On Oct 26, 2010, at 9:58 AM, Chris Engel wrote:

> Brian,
> 
> The point I'm trying to make is why should individuals feel compelled to 
> oppose the creation of a standard simply because that standard is only 
> applicable to a particular scope of usage cases.

what's this about feeling compelled?  why shouldn't individuals object to IETF 
endorsement of things that have been demonstrated to cause harm to the Internet?

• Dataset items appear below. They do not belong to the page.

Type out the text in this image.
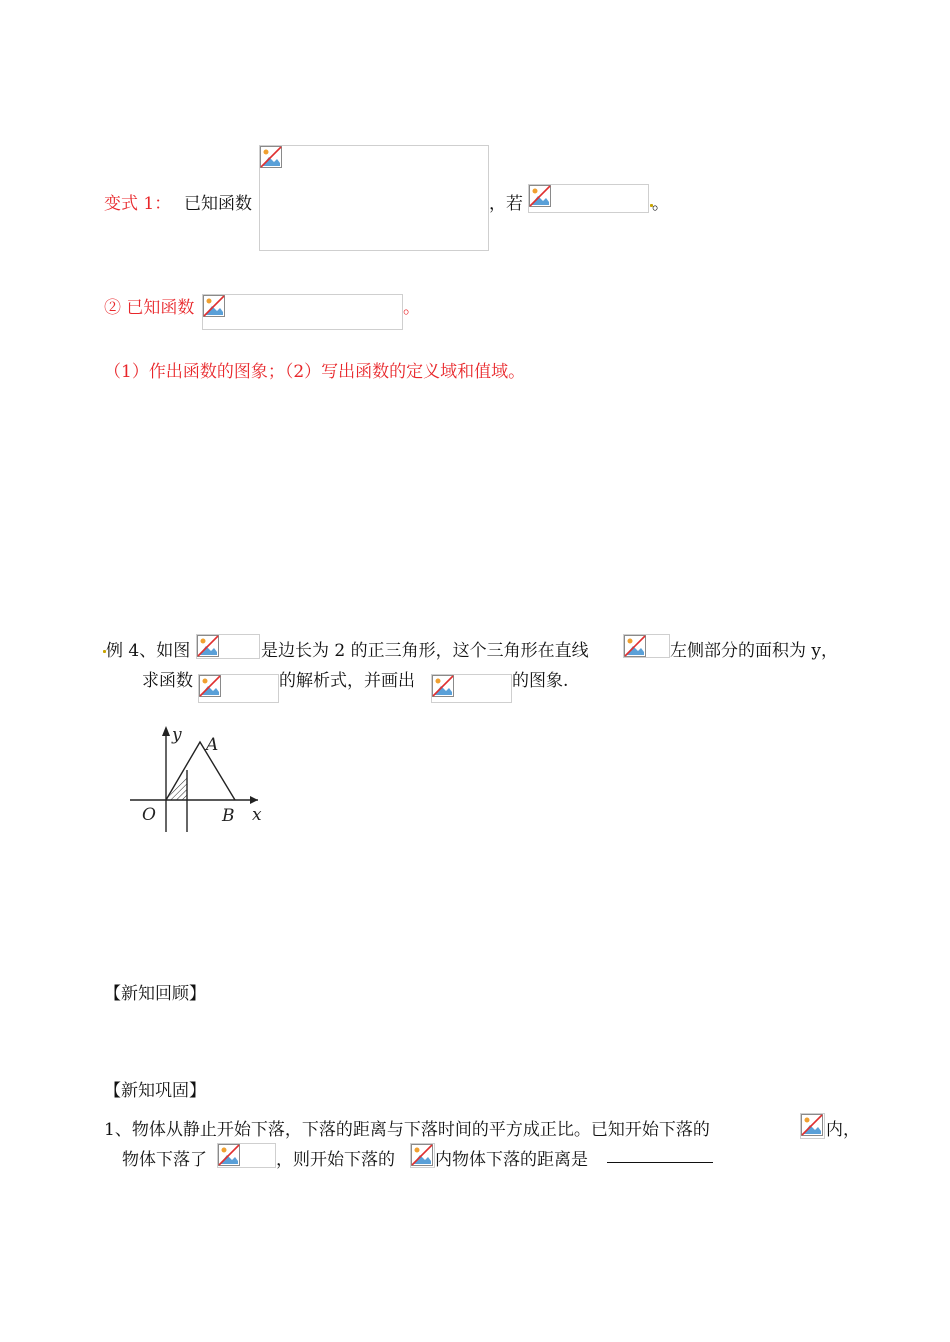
变式 1： 已知函数	，若	。
② 已知函数	。
（1）作出函数的图象；（2）写出函数的定义域和值域。
例 4、如图	是边长为 2 的正三角形，这个三角形在直线	左侧部分的面积为 y，
求函数	的解析式，并画出	的图象.
y A
O	B x
【新知回顾】
【新知巩固】
1、物体从静止开始下落，下落的距离与下落时间的平方成正比。已知开始下落的	内，
物体下落了	，则开始下落的 内物体下落的距离是
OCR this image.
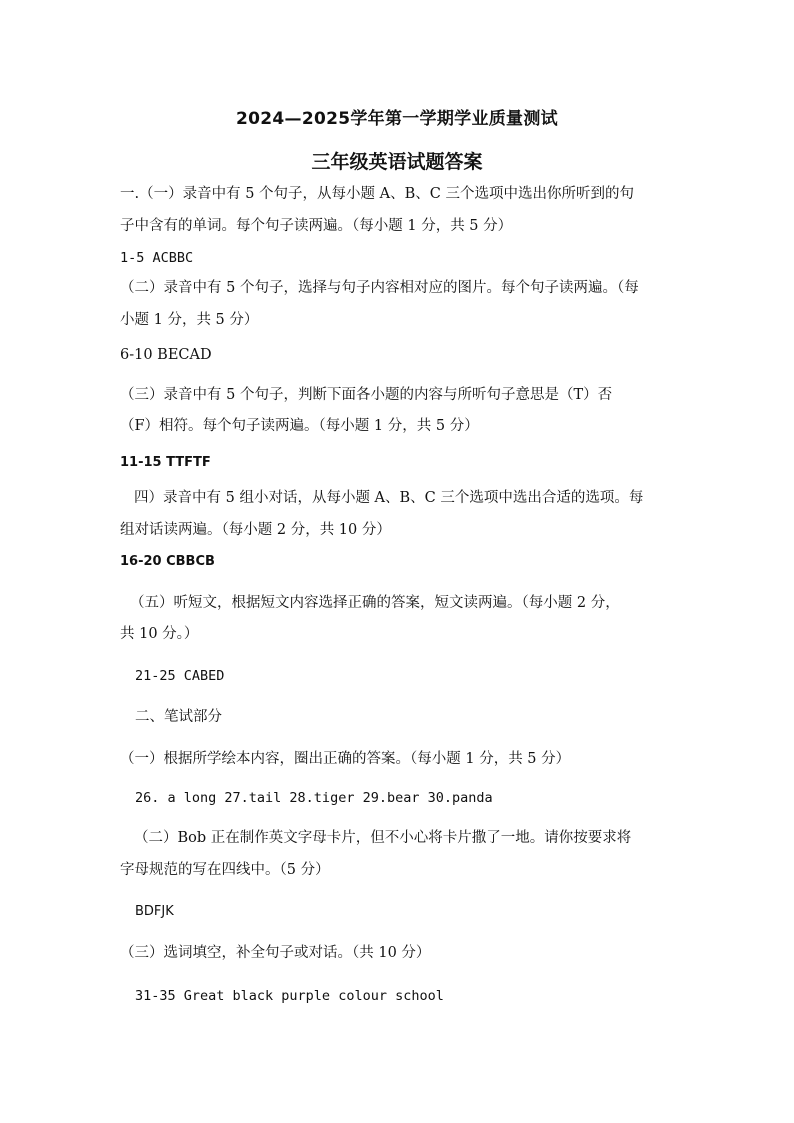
2024—2025学年第一学期学业质量测试
三年级英语试题答案
一.（一）录音中有 5 个句子，从每小题 A、B、C 三个选项中选出你所听到的句
子中含有的单词。每个句子读两遍。（每小题 1 分，共 5 分）
1-5 ACBBC
（二）录音中有 5 个句子，选择与句子内容相对应的图片。每个句子读两遍。（每
小题 1 分，共 5 分）
6-10 BECAD
（三）录音中有 5 个句子，判断下面各小题的内容与所听句子意思是（T）否
（F）相符。每个句子读两遍。（每小题 1 分，共 5 分）
11-15 TTFTF
四）录音中有 5 组小对话，从每小题 A、B、C 三个选项中选出合适的选项。每
组对话读两遍。（每小题 2 分，共 10 分）
16-20 CBBCB
（五）听短文，根据短文内容选择正确的答案，短文读两遍。（每小题 2 分，
共 10 分。）
21-25 CABED
二、笔试部分
（一）根据所学绘本内容，圈出正确的答案。（每小题 1 分，共 5 分）
26. a long 27.tail 28.tiger 29.bear 30.panda
（二）Bob 正在制作英文字母卡片，但不小心将卡片撒了一地。请你按要求将
字母规范的写在四线中。（5 分）
BDFJK
（三）选词填空，补全句子或对话。（共 10 分）
31-35 Great black purple colour school
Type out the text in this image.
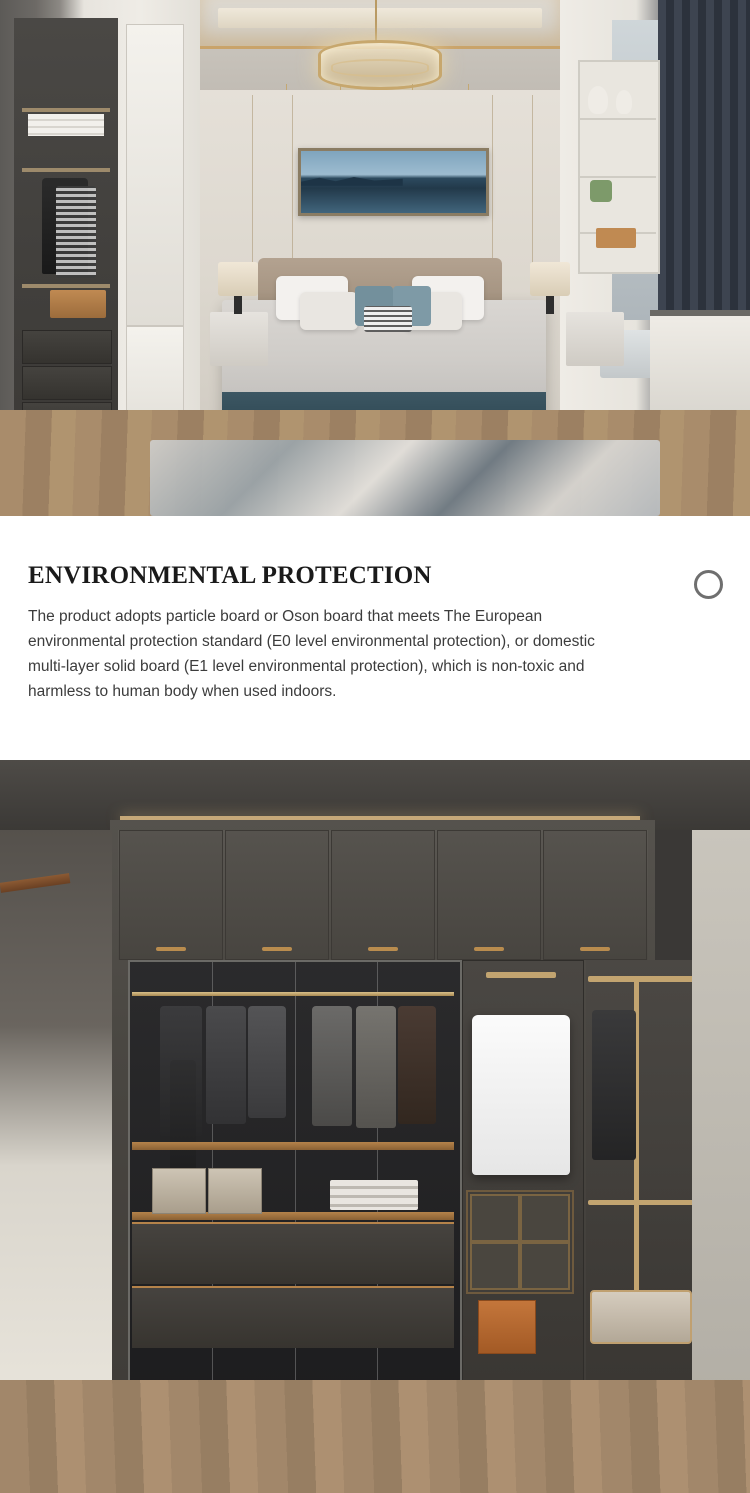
ENVIRONMENTAL PROTECTION

The product adopts particle board or Oson board that meets The European environmental protection standard (E0 level environmental protection), or domestic multi-layer solid board (E1 level environmental protection), which is non-toxic and harmless to human body when used indoors.
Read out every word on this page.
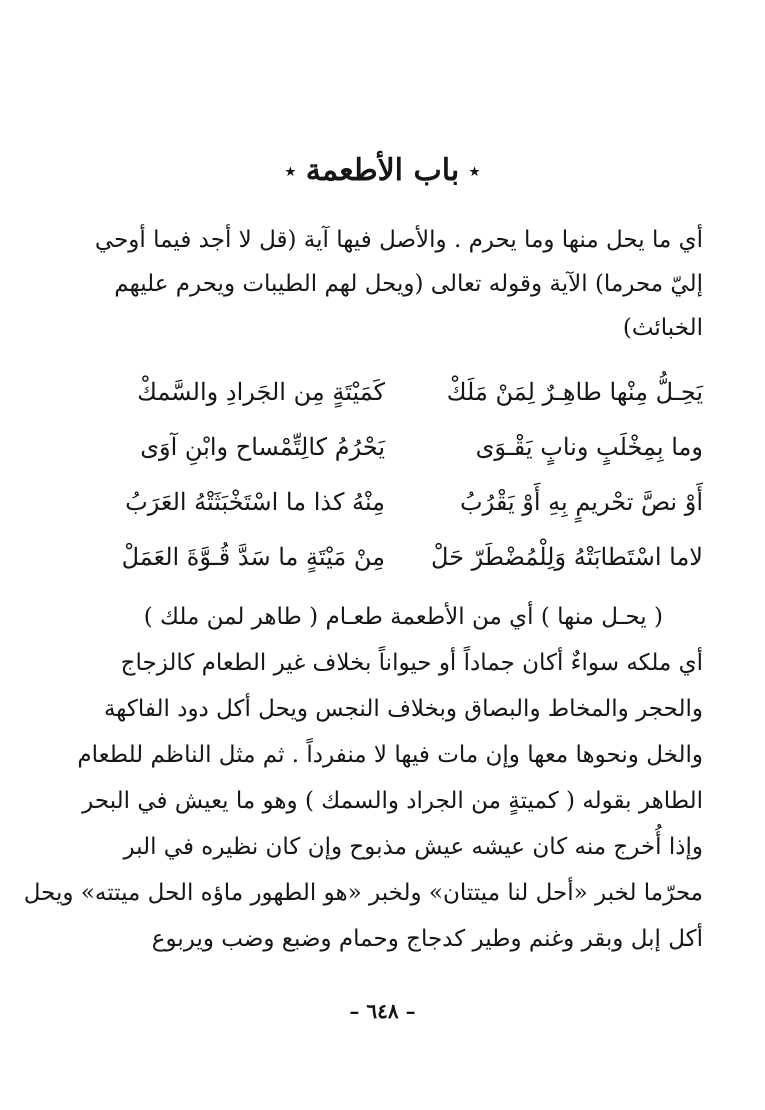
٭ باب الأطعمة ٭

أي ما يحل منها وما يحرم . والأصل فيها آية (قل لا أجد فيما أوحي

إليّ محرما) الآية وقوله تعالى (ويحل لهم الطيبات ويحرم عليهم

الخبائث)

يَحِـلُّ مِنْها طاهِـرٌ لِمَنْ مَلَكْ
كَمَيْتَةٍ مِن الجَرادِ والسَّمكْ
وما بِمِخْلَبٍ ونابٍ يَقْـوَى
يَحْرُمُ كالِتِّمْساح وابْنِ آوَى
أَوْ نصَّ تحْريمٍ بِهِ أَوْ يَقْرُبُ
مِنْهُ كذا ما اسْتَخْبَثَتْهُ العَرَبُ
لاما اسْتَطابَتْهُ وَلِلْمُضْطَرّ حَلْ
مِنْ مَيْتَةٍ ما سَدَّ قُـوَّةَ العَمَلْ

( يحـل منها ) أي من الأطعمة طعـام ( طاهر لمن ملك )

أي ملكه سواءٌ أكان جماداً أو حيواناً بخلاف غير الطعام كالزجاج

والحجر والمخاط والبصاق وبخلاف النجس ويحل أكل دود الفاكهة

والخل ونحوها معها وإن مات فيها لا منفرداً . ثم مثل الناظم للطعام

الطاهر بقوله ( كميتةٍ من الجراد والسمك ) وهو ما يعيش في البحر

وإذا أُخرج منه كان عيشه عيش مذبوح وإن كان نظيره في البر

محرّما لخبر «أحل لنا ميتتان» ولخبر «هو الطهور ماؤه الحل ميتته» ويحل

أكل إبل وبقر وغنم وطير كدجاج وحمام وضبع وضب ويربوع

– ٦٤٨ –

nobody is telling you that you can't have NATs in your network.   you're free 
to do what you want there.  but you seem to think that you can demand IETF 
endorsement not only of NATs but of the kinds of NATs you want to use.  this is 
utterly bizarre.

you say you want consistent behavior of NATs.  ideally, the consistent behavior 
should be one where there is no NAT involved.  use of NAT should be the odd 
corner case, which will inherently vary from one situation to the next.   it's 
inherently difficult to standardize those cases.

fwiw, I could support a standard that specifies consistent behavior of NATs, 
but only if it applies to _all_ NATs (i.e. those that claim to conform to the 
standard) and only if it imposes a burden on _all_ such NATs to make them 
explicitly visible to, and controllable by, hosts/applications in such a way 
that those hosts/applications can still work in terms of globally-scoped 
addresses.  

but IETF has never been good at telling people "if you must do this bad thing, 
please do it this way".   it has a hard enough time just getting people to 
understand the different levels of maturity for its standards for protocols 
that aren't believed to do harm.  for that matter, vendors probably don't want 
to implement a standard that claims to do harm.